Jean-Claude Richez : Cette conférence s’inscrit dans un travail engagé depuis quelques temps par l’Injep en tant qu’institut de la jeunesse mais aussi d’éducation populaire sur la question des compétences acquises par les jeunes dans le cadre non formel, mais aussi la prise en compte de ces compétences et leur valorisation. C’est un enjeu tout à fait important et qui est central dans le débat sur la refondation de l’école.

Enjeu central pour l’école, mais aussi pour l’éducation populaire ?

Jean-Claude Richez : Oui… Bien entendu, mais ce qui est posé au-delà de l’école, c’est la refondation de notre système éducatif dans son ensemble et, par voie de conséquence, la place qu’on y fait à l’éducation non formelle.

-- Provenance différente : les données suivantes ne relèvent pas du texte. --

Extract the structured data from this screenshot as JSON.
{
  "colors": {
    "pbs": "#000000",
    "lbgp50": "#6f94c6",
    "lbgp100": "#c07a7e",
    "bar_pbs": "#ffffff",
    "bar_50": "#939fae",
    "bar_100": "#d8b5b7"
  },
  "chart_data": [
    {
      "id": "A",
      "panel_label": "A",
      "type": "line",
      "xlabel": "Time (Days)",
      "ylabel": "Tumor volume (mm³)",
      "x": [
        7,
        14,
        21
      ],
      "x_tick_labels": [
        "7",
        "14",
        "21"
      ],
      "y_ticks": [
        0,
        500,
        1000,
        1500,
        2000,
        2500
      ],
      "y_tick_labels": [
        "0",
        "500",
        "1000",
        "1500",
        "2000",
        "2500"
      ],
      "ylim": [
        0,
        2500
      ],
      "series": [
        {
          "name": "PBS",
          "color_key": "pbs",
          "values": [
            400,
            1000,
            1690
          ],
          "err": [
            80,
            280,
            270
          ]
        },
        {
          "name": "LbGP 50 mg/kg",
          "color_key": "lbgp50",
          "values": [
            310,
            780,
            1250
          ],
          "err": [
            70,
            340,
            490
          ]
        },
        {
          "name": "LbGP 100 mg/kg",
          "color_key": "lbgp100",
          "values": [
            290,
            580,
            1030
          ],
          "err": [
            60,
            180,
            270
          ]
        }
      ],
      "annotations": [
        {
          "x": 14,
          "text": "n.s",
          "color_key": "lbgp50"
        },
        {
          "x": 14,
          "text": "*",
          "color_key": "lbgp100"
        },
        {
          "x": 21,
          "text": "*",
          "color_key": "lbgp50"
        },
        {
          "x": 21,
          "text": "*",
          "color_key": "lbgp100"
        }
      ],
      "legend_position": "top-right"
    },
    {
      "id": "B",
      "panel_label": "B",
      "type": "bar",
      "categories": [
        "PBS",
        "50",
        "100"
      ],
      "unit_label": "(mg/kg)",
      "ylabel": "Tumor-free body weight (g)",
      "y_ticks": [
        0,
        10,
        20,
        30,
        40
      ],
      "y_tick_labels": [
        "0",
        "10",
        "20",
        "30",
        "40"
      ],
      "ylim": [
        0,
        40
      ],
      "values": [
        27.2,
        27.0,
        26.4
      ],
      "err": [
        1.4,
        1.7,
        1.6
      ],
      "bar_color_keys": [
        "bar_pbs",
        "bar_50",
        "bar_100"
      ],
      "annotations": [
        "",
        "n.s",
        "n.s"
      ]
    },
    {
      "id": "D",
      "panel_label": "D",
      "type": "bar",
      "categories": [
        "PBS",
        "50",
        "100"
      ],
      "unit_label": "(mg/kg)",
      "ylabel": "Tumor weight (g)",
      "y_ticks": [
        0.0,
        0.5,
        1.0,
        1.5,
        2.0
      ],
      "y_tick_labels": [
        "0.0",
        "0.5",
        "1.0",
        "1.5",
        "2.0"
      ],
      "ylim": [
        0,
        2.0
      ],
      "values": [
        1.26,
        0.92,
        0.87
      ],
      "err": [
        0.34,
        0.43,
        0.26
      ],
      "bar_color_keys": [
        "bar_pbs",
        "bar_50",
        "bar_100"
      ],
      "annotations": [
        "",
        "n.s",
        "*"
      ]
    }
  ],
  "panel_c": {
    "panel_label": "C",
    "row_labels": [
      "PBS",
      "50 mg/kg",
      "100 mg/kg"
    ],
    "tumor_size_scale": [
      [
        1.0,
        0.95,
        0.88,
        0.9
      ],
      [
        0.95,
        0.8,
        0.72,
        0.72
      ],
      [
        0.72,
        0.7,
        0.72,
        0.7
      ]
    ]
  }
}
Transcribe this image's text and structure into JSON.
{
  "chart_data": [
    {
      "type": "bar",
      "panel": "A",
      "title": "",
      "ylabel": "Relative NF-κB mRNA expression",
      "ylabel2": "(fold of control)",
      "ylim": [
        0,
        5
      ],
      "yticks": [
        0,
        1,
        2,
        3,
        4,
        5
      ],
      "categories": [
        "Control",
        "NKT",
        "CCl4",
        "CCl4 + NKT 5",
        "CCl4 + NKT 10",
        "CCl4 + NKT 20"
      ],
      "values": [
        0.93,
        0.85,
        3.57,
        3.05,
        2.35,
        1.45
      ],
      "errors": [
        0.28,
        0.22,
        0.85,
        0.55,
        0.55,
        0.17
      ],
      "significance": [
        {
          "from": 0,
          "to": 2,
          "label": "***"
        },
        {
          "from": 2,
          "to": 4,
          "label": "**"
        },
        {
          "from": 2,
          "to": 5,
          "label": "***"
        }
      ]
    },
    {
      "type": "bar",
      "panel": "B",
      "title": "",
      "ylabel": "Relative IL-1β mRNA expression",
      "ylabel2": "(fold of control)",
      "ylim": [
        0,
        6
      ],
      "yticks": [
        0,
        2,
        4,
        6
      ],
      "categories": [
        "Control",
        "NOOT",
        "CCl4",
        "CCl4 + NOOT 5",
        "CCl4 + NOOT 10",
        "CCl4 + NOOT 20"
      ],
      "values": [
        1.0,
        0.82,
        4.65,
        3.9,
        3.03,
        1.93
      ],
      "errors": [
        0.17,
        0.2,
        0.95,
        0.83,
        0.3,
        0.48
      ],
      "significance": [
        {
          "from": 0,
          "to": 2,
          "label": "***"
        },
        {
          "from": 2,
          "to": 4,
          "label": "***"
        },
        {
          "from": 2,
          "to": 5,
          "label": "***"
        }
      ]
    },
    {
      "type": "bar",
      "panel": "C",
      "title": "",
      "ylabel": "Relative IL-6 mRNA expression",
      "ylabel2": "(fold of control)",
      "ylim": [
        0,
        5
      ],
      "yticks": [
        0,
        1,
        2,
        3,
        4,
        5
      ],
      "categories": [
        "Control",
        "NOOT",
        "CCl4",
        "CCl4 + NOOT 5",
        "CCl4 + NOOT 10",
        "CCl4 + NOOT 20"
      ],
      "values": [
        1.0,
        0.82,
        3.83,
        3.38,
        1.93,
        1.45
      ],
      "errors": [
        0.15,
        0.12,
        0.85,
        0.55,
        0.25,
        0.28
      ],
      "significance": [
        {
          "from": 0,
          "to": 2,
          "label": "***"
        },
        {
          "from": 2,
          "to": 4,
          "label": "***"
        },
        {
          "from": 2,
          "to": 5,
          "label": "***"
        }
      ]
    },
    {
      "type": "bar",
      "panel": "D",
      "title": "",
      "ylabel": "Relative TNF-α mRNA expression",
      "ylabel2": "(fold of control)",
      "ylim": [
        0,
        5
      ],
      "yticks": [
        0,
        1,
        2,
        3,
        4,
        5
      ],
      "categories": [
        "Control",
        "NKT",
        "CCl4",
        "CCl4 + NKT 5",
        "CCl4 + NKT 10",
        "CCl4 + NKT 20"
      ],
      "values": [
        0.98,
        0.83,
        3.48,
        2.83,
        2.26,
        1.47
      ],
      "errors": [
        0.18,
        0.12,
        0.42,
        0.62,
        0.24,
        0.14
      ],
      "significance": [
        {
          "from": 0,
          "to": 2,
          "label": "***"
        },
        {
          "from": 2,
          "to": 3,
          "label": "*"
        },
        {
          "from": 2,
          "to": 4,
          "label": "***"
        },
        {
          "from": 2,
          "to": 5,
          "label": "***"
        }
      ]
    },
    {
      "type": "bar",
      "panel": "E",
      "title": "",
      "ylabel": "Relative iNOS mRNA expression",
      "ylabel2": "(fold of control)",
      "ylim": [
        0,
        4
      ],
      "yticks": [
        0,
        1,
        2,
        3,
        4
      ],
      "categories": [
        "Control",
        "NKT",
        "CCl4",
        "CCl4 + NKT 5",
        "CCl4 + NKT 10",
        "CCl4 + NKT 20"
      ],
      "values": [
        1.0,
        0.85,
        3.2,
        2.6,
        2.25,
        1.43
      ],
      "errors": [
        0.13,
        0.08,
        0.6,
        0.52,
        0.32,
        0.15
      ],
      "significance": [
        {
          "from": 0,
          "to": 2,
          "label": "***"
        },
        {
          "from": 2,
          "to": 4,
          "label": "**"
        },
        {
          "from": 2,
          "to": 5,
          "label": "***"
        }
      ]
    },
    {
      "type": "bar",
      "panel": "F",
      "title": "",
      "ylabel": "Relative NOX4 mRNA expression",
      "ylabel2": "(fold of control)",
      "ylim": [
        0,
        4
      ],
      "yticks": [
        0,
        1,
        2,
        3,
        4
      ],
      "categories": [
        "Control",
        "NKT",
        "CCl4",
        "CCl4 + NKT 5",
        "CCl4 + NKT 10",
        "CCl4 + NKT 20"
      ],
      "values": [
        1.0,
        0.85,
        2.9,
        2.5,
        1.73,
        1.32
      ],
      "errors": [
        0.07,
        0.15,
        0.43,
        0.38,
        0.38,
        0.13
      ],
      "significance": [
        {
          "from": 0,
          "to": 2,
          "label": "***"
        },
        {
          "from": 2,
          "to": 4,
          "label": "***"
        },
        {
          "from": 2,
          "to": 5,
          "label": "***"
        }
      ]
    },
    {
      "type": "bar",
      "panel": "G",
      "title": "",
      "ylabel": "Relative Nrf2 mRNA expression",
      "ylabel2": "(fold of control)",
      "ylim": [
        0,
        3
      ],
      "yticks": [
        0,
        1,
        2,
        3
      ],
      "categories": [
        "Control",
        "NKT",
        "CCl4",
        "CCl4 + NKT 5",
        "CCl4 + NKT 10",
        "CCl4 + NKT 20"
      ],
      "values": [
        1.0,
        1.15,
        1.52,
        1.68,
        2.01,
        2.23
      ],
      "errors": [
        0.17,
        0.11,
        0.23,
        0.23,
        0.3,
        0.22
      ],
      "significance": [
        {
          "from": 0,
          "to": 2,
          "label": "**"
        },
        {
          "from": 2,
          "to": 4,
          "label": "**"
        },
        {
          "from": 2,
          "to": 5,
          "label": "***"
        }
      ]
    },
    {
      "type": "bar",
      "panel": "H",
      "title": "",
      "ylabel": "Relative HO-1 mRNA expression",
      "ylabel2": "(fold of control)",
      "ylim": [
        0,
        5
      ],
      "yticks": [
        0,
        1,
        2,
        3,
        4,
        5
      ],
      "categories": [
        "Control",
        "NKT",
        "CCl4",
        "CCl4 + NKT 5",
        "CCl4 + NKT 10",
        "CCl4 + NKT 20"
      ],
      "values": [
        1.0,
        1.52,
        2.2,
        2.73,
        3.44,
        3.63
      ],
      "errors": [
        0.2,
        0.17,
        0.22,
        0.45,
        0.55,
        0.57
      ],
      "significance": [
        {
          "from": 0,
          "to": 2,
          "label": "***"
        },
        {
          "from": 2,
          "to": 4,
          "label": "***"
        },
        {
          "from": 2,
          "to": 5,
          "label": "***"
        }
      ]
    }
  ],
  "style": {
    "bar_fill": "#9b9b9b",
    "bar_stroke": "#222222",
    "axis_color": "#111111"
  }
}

Cela renvoie à la question des compétences acquises dans un cadre qui n’est pas scolaire, ainsi que leur prise en compte par l’institution scolaire. D’une certaine mesure, le système scolaire s’est engagé sur cette voie, avec la mise en place du socle commun de compétences. Il faut prendre en considération le fait qu’une compétence n’est véritablement acquise que s’il elle est transférable et transférée. Dès lors, on ne peut pas penser la notion de compétence sans réfléchir à son articulation entre l’éducation formelle et l’éducation non formelle (éducation populaire). Pour y parvenir, il faut se garder d’une approche par trop scolaire des compétences, mener un travail de clarification de la notion de compétences et examiner la façon dont l’éducation populaire prend en compte cette question.

Qu’est-ce qui différencie fondamentalement cette conférence-débat de celle que l’Injep a déjà organisée ?

Jean-Claude Richez : L’Injep a réuni, il y a six mois de cela, des acteurs de l’éducation populaire pour faire le point sur cette question. L’institut poursuivi avec un travail de clarification sur le plan théorique qui a donné lieu à la publication de Jeunesses : études et synthèses n° 12, La notion de compétences : clarifier le concept, en mesurer les enjeux. Désormais l’objectif est de mobiliser des collectivités territoriales engagées dans une réflexion similaire. L’enjeu de cette conférence c’est de mettre en discussion le résultat de cette réflexion avec des acteurs venus du monde de l’éducation mais aussi du monde de l’entreprise. Cela impose également d’interroger les compétences acquises à travers l’apprentissage ou l’alternance et la place que l’on fait à l’approche par compétences (APC) dans le processus de formation. Cela demande aussi qu’on réfléchisse aux finalités de la démarche, qu’on se demande quels types de personnes on cherche à promouvoir dans un monde d’incertitudes, de flexibilité où les savoir-faire techniques changent très rapidement. Ce qui revient à poser la question de Régis Cortesero, auteur du dernier Jeunesses : études et synthèses : « Produire des individus compétents, certes ! Mais compétents pour quoi ? »

Que répondez-vous à ceux qui objecteront qu’une démarche éducative vise la construction de citoyens responsables et émancipés et pas forcément « employables » ?

Jean-Claude Richez : Employabilité n’est pas nécessairement un gros mot, si on veut bien se mettre au niveau de ceux qui cherchent du travail. C’est un objectif partagé, l’acquisition de compétences qui ne peut pas être limitée à des compétences techniques réduites au métier. Les grandes écoles, nolens volens, l’ont compris en accordant une place aux compétences acquises en entreprises, à travers les stages, en valorisant l’engagement de leurs élèves et en les soutenant dans la prise d’initiatives et de responsabilités. Chacun s’accorde à penser que dans ce contexte d’évolutions rapides des techniques et d’incertitudes quant au futur, la capacité d’anticiper, de prendre des initiatives, d’apprendre à apprendre, sont des éléments stratégiques pour la personne et les organisations : administrations, entreprises, associations… La question qui sera posée de façon, je l’espère, la plus directe possible est celle de la place que l’on doit réserver à des modes d’apprentissages qui relèvent historiquement de l’éducation populaire comme la co-production de connaissances, l’apprentissage par les pairs, le transfert d’expériences etc.